We can find a group $G$ (in fact, we can choose $G$ to be a finite group) and characteristic subgroups $H,K$ of $G$ that are not isomorphic to each other but distinct.

## Proof

### Example of the infinite cyclic group

Let $\mathbb{Z}$ be the infinite cyclic group: the group of integers under addition. Then, $n\mathbb{Z}$ is a characteristic subgroup of $\mathbb{Z}$ for any $n$, and all the $n\mathbb{Z}$ are isomorphic for $n$ a nonnegative integer.

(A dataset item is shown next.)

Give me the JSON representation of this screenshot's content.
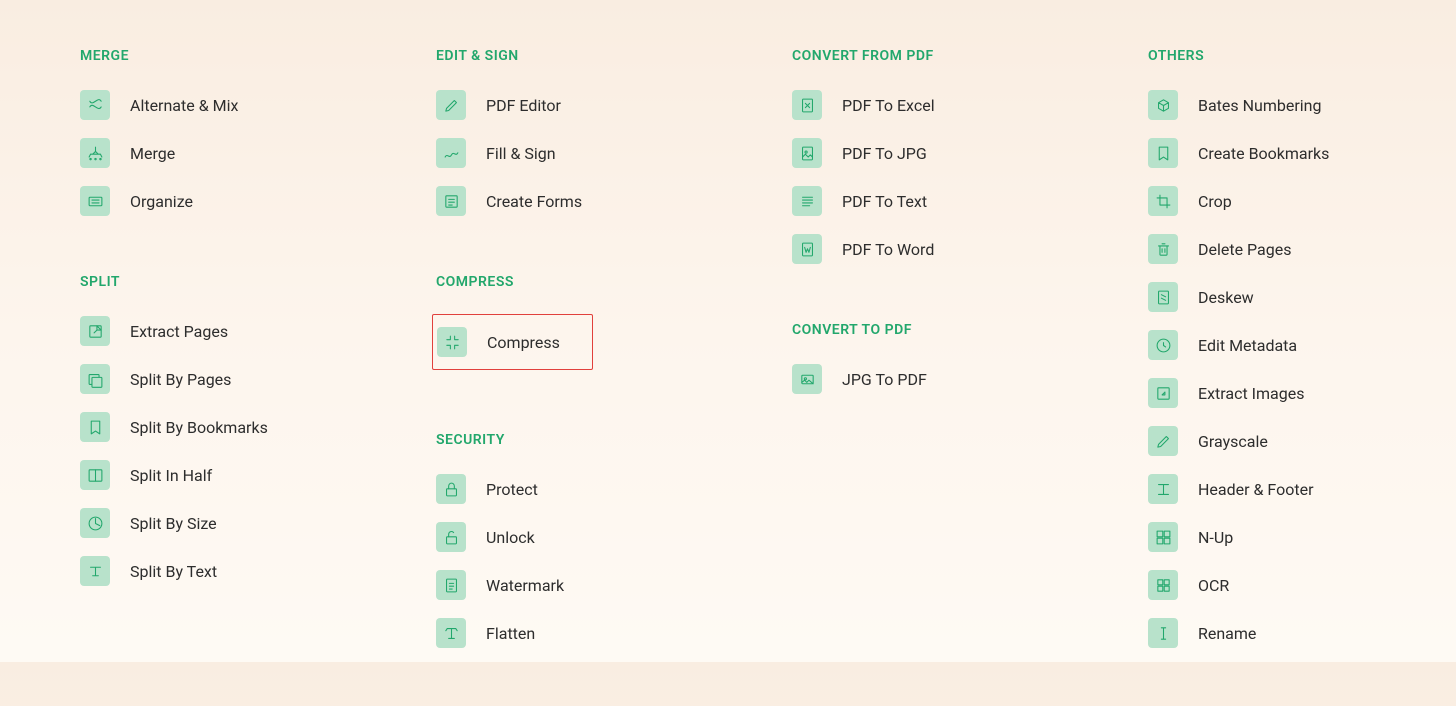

Thus, there are distinct characteristic subgroups that are isomorphic.

### Example of a finite solvable group

Further information: symmetric group:S3

Let $A$ be a nontrivial metabelian group that is also a centerless group, with derived subgroup $B$. Let $C$ be a group isomorphic to $B$. Then, in the direct product $G := A \times C$, we have:

• The subgroup $H = \{ e \} \times C$ equals the center of $A \times C$, hence is characteristic.
• The subgroup $K = A \times \{ e \}$ equals the derived subgroup of $A \times C$, hence is characteristic.

Thus, we have two distinct characteristic subgroups that are isomorphic.

A particular case of this is where $A$ is the symmetric group on three letters. In this case, $B$ is A3 in S3 and $C$ is cyclic of order three.

### Example of a finite nilpotent group

There are groups of order $p^5$ with characteristic maximal subgroups that are isomorphic. For instance, the group with GAP Group ID $(243,5)$ has three pairwise isomorphic characteristic subgroups (each with group ID $(81,3)$).